Life is unpredictable. Without warning, accidents, emergencies, and even death can befall on a person. Such an unexpected and unfortunate event, however, can leave a person’s loved ones in the throes of financial difficulties. An insurance policy provides a cover of financial security for a person’s family in the case of any of the above events.
While people have availed of health and life insurance schemes since time immemorial, term insurance remains to be a comparatively recent and lesser-known type of the same that is slowly gaining popularity among investors. Let’s take a closer look at what a term insurance plan entails and what its features and advantages are.
What is Term Life Insurance?
Unlike regular insurance, which provides cover for contingencies for a person’s entire lifetime, a term plan simply provides full protection cover for premature death during the specific term stipulated in the policy. The person holding a term policy is required to pay a premium for the same. If he or she chooses to pay it in the beginning itself, then there will be no need to pay anything additionally during the policy’s term.
Features of Term Insurance
As the best term plan would prove, a term life insurance plan is more affordable than any other alternative. This is because term insurance is a pure life insurance – without the investment aspect (you do not get any monetary benefit at the end of the policy term). Further, insurers give their customers the option to pay their premium in the form of monthly installments of small amounts. A term life insurance policy also comes with the “Return of Premium” feature, which returns the premium to the policyholder in case a claim is not triggered during the policy term.
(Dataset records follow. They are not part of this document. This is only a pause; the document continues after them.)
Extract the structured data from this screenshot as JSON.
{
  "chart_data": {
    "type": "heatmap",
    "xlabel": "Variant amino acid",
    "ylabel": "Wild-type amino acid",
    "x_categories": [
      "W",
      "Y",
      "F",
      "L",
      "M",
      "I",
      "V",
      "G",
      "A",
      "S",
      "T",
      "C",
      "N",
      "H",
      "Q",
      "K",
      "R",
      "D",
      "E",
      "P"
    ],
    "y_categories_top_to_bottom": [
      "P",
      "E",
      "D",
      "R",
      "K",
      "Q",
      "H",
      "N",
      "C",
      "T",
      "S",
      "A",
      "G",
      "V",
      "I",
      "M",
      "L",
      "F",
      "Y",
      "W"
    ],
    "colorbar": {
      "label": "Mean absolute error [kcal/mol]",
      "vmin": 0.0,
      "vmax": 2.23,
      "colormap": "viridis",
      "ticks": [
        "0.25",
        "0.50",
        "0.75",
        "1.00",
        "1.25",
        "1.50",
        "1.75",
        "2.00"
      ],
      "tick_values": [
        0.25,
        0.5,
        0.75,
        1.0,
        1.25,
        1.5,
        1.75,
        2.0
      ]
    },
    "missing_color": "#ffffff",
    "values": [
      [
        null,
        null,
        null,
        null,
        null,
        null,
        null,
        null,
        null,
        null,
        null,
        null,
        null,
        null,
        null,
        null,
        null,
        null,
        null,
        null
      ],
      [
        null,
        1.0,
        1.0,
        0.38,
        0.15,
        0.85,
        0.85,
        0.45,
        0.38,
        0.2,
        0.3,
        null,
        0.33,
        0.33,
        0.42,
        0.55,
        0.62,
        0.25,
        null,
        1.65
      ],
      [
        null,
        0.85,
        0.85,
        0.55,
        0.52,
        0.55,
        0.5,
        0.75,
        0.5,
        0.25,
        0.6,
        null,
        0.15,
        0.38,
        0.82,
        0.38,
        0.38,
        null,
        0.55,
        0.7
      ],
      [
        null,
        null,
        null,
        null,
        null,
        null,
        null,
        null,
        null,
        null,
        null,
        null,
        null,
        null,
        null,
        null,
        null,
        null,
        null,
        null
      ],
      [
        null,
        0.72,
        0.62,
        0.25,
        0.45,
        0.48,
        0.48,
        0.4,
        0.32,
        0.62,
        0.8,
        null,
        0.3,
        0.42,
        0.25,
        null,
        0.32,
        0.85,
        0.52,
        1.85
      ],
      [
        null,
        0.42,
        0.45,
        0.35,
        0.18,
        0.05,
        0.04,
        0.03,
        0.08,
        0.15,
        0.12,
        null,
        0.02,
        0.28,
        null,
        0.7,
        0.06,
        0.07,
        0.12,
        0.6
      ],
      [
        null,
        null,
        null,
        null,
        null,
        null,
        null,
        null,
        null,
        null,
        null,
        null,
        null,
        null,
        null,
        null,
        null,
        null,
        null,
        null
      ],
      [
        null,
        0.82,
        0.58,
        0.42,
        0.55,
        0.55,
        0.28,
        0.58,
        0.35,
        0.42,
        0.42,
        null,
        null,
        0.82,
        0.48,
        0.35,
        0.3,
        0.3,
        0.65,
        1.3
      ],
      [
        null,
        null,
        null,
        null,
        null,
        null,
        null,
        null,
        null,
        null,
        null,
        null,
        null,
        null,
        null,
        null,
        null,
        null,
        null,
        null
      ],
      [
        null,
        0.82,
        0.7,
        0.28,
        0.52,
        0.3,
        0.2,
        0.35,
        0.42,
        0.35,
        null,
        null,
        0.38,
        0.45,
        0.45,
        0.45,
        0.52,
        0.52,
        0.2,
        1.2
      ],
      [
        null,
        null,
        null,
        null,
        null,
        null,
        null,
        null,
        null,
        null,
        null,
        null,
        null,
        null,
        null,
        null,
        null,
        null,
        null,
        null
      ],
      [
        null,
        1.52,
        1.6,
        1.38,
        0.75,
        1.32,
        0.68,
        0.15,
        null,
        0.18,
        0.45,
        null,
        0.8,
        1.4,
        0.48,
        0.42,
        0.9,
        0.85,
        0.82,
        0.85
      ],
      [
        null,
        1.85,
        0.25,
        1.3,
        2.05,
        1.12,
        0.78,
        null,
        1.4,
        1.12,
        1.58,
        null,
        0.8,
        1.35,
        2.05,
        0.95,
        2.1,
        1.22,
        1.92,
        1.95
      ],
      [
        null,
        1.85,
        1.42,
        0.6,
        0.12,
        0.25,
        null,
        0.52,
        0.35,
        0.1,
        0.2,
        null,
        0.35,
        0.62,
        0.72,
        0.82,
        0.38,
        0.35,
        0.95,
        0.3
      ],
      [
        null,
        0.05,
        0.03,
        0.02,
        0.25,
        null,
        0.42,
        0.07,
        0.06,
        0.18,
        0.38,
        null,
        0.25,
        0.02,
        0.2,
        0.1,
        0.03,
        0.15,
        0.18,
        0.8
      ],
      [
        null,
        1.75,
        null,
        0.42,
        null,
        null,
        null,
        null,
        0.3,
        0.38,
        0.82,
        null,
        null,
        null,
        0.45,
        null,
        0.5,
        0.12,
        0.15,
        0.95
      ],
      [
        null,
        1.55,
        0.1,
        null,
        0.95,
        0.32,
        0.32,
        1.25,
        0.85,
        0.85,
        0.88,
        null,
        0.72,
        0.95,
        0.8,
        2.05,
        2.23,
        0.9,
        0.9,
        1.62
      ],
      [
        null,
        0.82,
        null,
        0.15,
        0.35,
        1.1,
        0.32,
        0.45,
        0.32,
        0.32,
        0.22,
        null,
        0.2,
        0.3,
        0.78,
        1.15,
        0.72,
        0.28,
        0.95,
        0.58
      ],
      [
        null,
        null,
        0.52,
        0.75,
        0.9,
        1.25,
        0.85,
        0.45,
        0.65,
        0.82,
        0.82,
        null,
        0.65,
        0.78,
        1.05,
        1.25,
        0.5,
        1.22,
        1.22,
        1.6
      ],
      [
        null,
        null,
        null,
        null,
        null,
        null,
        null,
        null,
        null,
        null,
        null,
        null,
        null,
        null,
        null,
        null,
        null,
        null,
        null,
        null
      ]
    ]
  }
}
In the event of the policyholder’s death, term insurance can provide financial support in the form of a regular income for the family and enough funds to settle outstanding debts. Thus, this kind of insurance ensures that a person’s loved ones are looked after responsibly. Thus, term life insurance provides a replacement for the monthly salary of the lost loved one, provided the monthly payout option is chosen at inception.
How is it different from Life Insurance?
Due to its relative affordability, this insurance is often thought to be a more pocket-friendly alternative to life insurance (and thus a favorite of young couples). There are certain crucial factors in which the two differ from each other.
LIFE INSURANCE | TERM INSURANCE |
It is an insurance-cum-investment product. | It is purely an insurance product. |
The rates for premiums are relatively higher. | The rates for premiums are relatively lower. |
One is qualified for maturity benefits. | One is not qualified for maturity benefits. |
A paid-up value is to be paid on discontinuation of the premium after some years. | There is no paid-up value to be paid by the insurer. |
A surrender value is to be paid on surrender of policy after some years. | There is no surrender value to be paid by the insurer if the policy is surrendered. |
Key benefits of Term Insurance
A common complaint among insurance policyholders is that the promised benefits are always subject to terms and conditions. In a term insurance plan, however, the assured minimum sum is your beneficiary’s entitlement by all rights. This sum is usually adequate to take care of your loved ones’ needs in the event of your untimely death. To ensure that you get the maximum benefit, you need to know how to calculate the sum assured for your term plan.
Many term policies also carry a provision called Critical Illness coverage that has to be opted and paid for separately. This ensures that a policyholder gets a lump sum payout of the sum insured upon the diagnosis of any critical illness that is covered in the policy; for example, cancer, heart disease, renal failure, and many more.
As per Section 80C of the Income Tax Act 1961, a policyholder is eligible for tax benefits on the premiums paid for the assured minimum sum of a term insurance policy.
Why buy Term Insurance at an early age?
A term insurance policy bought when one is young can prove to be more affordable in terms of the premiums to be paid. This is factored by the underlying assumption that a young policyholder will be generally healthy and thus, in a lesser risk of death, which further reduces the chance of a claim for the same. Thus, one can avail a higher insurance cover at a low rate of premium.
By buying a term insurance policy when young, one can arrange for the protection of one’s family for a longer period. With such a wise and considerate decision, one can ensure mental peace and well-being, not only for oneself but also for one’s loved ones.